Problem Rekrutmen Paling Banyak Dilaporkan
JAKARTA, KOMPAS — Persoalan dalam rekrutmen atau seleksi anggota Komisi Pemilihan Umum di daerah, baik provinsi maupun kabupaten dan kota, merupakan isu yang paling banyak dilaporkan kepada Dewan Kehormatan Penyelenggara Pemilu.
DKPP mencatat, Komisi Pemilihan Umum telah 26 kali dilaporkan ke DKPP, sepanjang Januari-Februari 2019. Dari jumlah itu, hanya delapan aduan yang terkait tahapan Pemilu 2019, sedangkan sisanya menyangkut rekrutmen anggota KPU di daerah.
Problem dalam seleksi anggota KPU daerah ini di satu sisi merupakan persoalan kompleks, dan berpotensi mengganggu jalannya pemilu serentak bila tidak segera tuntas ditangani oleh KPU. Mekanisme sengketa dan persidangan di DKPP memerlukan perhatian dan waktu KPU, karena persoalan seleksi menjadi salah satu konsen DKPP. Terpilihnya penyelenggara pemilu yang kompeten menjadi salah satu faktor penting untuk menjamin pemilu yang berlangsung dengan bersih.
“DKPP sangat konsen dengan persoalan ini karena rekrutmen adalah titik awal dari pencarian penyelenggara pemilu yang berintegritas. Kalau rekrutmen yang dilakukan salah, hal ini menjadi problem serius bagi etik penyelenggara pemilu.

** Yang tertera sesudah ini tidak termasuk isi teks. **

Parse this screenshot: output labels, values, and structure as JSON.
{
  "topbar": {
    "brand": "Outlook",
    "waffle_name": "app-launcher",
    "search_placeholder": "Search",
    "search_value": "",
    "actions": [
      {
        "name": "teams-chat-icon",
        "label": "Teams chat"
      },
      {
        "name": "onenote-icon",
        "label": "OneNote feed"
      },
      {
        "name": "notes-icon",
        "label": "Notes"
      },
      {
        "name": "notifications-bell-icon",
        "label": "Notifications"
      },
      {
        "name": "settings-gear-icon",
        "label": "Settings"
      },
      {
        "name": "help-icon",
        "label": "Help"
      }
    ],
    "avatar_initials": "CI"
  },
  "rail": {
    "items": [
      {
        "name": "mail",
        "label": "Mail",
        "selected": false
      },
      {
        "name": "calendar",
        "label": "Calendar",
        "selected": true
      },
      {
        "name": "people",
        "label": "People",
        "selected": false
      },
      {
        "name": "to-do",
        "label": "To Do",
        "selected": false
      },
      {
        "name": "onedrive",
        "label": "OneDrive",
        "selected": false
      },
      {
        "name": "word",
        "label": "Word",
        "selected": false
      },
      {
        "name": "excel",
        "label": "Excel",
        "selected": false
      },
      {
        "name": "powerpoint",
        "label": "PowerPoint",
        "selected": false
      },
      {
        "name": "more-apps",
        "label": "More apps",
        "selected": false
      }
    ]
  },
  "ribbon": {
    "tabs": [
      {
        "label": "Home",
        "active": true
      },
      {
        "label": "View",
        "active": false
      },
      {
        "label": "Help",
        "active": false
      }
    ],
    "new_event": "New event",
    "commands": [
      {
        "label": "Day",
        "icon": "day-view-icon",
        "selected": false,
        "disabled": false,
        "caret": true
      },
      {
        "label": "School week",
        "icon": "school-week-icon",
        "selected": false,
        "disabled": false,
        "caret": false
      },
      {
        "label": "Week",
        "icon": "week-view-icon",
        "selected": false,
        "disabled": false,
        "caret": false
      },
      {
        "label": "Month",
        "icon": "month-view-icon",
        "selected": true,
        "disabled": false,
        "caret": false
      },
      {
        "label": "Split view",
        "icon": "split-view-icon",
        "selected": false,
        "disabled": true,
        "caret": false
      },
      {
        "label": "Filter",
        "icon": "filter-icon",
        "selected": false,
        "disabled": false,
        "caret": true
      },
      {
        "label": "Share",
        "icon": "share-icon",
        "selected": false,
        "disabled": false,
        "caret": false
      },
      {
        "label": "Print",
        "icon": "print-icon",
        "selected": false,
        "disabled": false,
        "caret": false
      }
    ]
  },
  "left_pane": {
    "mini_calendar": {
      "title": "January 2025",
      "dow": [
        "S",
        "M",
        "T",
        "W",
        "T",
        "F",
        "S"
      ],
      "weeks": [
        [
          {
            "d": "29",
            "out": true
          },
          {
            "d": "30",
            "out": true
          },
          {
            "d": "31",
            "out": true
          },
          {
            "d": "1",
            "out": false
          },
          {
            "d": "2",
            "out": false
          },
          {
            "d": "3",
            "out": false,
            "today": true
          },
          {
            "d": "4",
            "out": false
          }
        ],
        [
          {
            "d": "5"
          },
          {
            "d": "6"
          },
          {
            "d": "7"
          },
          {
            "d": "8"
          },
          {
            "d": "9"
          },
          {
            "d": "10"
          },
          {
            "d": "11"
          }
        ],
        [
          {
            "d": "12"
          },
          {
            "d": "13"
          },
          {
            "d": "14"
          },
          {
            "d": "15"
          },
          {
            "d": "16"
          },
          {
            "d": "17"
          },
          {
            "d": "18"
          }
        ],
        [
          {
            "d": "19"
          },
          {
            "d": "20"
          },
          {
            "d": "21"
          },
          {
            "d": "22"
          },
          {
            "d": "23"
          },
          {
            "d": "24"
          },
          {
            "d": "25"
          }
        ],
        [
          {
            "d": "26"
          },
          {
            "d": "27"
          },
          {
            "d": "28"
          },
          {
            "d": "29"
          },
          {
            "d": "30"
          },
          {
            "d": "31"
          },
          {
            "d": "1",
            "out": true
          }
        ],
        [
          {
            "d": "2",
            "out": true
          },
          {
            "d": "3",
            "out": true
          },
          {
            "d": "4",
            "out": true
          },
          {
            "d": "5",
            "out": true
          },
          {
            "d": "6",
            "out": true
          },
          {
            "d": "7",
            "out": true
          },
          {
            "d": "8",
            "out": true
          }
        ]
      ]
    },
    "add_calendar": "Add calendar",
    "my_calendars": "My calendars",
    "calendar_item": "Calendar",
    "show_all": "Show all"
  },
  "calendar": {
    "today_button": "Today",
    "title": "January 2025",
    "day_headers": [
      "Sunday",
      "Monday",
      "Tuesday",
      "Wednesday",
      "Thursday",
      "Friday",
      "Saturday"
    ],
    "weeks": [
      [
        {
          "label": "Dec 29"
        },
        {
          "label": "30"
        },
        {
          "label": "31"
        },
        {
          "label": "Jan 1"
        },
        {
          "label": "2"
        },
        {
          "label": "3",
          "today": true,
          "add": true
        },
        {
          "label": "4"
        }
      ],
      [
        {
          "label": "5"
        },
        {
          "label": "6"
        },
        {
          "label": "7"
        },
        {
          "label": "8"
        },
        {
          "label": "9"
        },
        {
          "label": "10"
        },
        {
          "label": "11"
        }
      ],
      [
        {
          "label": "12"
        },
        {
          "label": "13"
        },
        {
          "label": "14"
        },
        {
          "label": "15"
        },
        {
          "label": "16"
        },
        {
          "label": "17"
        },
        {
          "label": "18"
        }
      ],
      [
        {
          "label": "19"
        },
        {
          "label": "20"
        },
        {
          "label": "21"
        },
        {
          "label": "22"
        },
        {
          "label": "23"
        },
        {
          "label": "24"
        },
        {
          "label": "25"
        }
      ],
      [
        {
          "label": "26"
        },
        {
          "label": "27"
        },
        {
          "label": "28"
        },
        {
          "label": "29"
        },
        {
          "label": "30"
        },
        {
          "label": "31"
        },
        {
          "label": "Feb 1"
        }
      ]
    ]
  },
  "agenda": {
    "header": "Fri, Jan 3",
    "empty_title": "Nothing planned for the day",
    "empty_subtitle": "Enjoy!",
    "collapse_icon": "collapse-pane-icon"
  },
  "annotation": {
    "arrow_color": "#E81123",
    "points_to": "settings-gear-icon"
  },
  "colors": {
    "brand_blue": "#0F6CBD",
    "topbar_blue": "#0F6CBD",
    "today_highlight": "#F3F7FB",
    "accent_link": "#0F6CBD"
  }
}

Kendati laporan yang kami terima bervariasi, tetapi rekrutmen menempati posisi tertinggi sebagai alasan pelaporan,” kata Alfitra Salam, anggota DKPP, Selasa (12/2/2019) di Jakarta.
Alasan lain dilaporkannya KPU selain rekrutmen, antara lain mengenai kepatuhan terhadap putusan Badan Pengawas Pemilu, profesionalitas atau netralitas penyelenggara, dan integritas anggota KPU.
Alfitra mengatakan, dari banyak kasus yang ditangani DKPP menunjukkan adanya pola tertentu yang berulang. Misalnya, calon anggota KPU yang dinyatakan terpilih oleh tim seleksi di KPU daerah yang akhirnya dicoret oleh KPU karena dinilai tidak memenuhi syarat-syarat tertentu. Pola ini banyak ditemui dari berbagai laporan yang diterima oleh DKPP. Mereka yang dicoret akhirnya melaporkan hal itu kepada DKPP lantaran KPU dinilai tidak profesional dalam melakukan rekrutmen.
“Kami melihat belum adanya pemahaman yang sama antara timsel dengan KPU RI terhadap regulasi yang berkaitan dengan rekrutmen komisioner di daerah. KPU RI yang memilih timsel, tetapi pada kenyataannya, banyak calon anggota KPU di daerah yang dipilih oleh timsel itu akhirnya dicoret atau tidak disetujui oleh KPU RI karena alasan persyaratan yang tidak terpenuhi,” kata Alfitra.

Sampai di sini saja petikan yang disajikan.